I find it very sad that when I see an article titled Punk rock in the Holy Land I immediately assume it's about Utah. I should have realized that PBS wouldn't use the phrase 'Holy Land' as disparagingly as I do... not everyone knows there was a vibrant punk scene behind the Zion Curtain, and most Americans think that religious oppression is something that happens in distant lands *.

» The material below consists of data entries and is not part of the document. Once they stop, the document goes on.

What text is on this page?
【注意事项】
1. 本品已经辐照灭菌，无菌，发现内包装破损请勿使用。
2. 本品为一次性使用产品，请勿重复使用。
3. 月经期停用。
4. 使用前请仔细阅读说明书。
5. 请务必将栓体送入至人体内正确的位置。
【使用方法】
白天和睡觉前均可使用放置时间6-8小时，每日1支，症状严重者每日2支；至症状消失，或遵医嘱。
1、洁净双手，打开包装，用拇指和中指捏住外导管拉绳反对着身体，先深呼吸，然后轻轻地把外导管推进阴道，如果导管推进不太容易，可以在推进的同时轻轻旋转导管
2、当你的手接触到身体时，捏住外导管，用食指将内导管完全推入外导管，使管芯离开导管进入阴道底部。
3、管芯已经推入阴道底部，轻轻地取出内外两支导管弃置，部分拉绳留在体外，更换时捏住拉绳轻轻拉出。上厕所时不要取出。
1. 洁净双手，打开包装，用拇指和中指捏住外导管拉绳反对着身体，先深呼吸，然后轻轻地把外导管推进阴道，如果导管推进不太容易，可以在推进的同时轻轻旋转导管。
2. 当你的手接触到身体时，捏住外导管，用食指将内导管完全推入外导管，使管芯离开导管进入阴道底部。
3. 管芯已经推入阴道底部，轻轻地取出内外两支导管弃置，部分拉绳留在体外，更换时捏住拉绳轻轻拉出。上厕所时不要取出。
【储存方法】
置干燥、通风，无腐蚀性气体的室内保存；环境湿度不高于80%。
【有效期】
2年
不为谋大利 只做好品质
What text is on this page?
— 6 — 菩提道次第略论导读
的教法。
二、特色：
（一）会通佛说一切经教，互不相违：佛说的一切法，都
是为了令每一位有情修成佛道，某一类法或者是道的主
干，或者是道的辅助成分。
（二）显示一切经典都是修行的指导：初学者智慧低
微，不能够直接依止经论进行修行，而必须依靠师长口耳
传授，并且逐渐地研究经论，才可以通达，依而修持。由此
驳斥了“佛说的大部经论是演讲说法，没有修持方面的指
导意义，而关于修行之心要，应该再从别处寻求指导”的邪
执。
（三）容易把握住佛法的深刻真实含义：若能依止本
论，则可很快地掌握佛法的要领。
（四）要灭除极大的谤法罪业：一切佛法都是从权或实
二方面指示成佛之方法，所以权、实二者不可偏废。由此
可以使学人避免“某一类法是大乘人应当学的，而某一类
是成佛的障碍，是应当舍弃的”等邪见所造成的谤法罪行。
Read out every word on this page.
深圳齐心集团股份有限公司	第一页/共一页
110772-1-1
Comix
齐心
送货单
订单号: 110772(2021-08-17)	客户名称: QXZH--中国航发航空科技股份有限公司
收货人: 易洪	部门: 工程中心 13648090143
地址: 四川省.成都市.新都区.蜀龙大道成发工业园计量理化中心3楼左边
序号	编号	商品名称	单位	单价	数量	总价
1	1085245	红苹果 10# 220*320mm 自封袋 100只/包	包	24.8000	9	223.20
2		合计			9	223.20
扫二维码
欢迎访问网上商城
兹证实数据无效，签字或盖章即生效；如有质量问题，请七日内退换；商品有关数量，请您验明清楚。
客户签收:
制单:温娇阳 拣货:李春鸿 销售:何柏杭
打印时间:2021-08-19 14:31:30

Liz Nord's documentary-in-progress Jericho's Echo shows the punk scene in Israel, where political issues aren't something you read about in the news, they're blowing up all around you. There has always been a high sociopolitical consciousness in the punk scene; add mandatory military service into the mix and rebellion against the consensus narrative takes on a whole new dimension.

Whether they are opposing military service, or providing social commentary as they do their service, or expressing the anger and sadness that seem to be the only reasonable responses to the constant political crisis their country is in, the Israeli punks have something fresh to say... it looks a lot like our scene did in the Reagan years, except we were just getting marginalized, whereas they are getting killed. Unfortunately our government also looks a lot like it did during the Reagan years, and I don't see people here getting too upset about it this time around... it's amazing how for all of our swagger this country has been pissing itself the last few years.

Punk's not dead? I fucking hope not.

* Side note: in a recent interview Tom DeLay said this:
I blame Congress over the last 50 to 100 years for not standing up and taking its responsibility given to it by the Constitution. The reason the judiciary has been able to impose a separation of church and state that's nowhere in the Constitution is that Congress didn't stop them. The reason we had judicial review is because Congress didn't stop them. The reason we had a right to privacy is because Congress didn't stop them.
Putting aside for the moment the fact that this fascist asshole just told us that the only reason we have separation of church and state, judicial review, and the right to privacy is that he and his buddies have so far been unable to take them away from us, technically he is correct that that 'church and state' bit isn't in the Constitution. It is, however, in the first amendment to that document, the very first sentence of the Bill of Rights which begins "Congress shall make no law respecting an establishment of religion".

DeLay's statement disregards the 1st, 4th, 9th, and 10th amendments to the Constitution. Of the remaining 6 amendments, 5 are either unapplicable in modern times or have been neutered by the Bush administration. The only one that isn't under attack by the 'right' is the one that lets them have guns. I think it might be time to refine our ideas about just which parts of the planet have oppressive governments.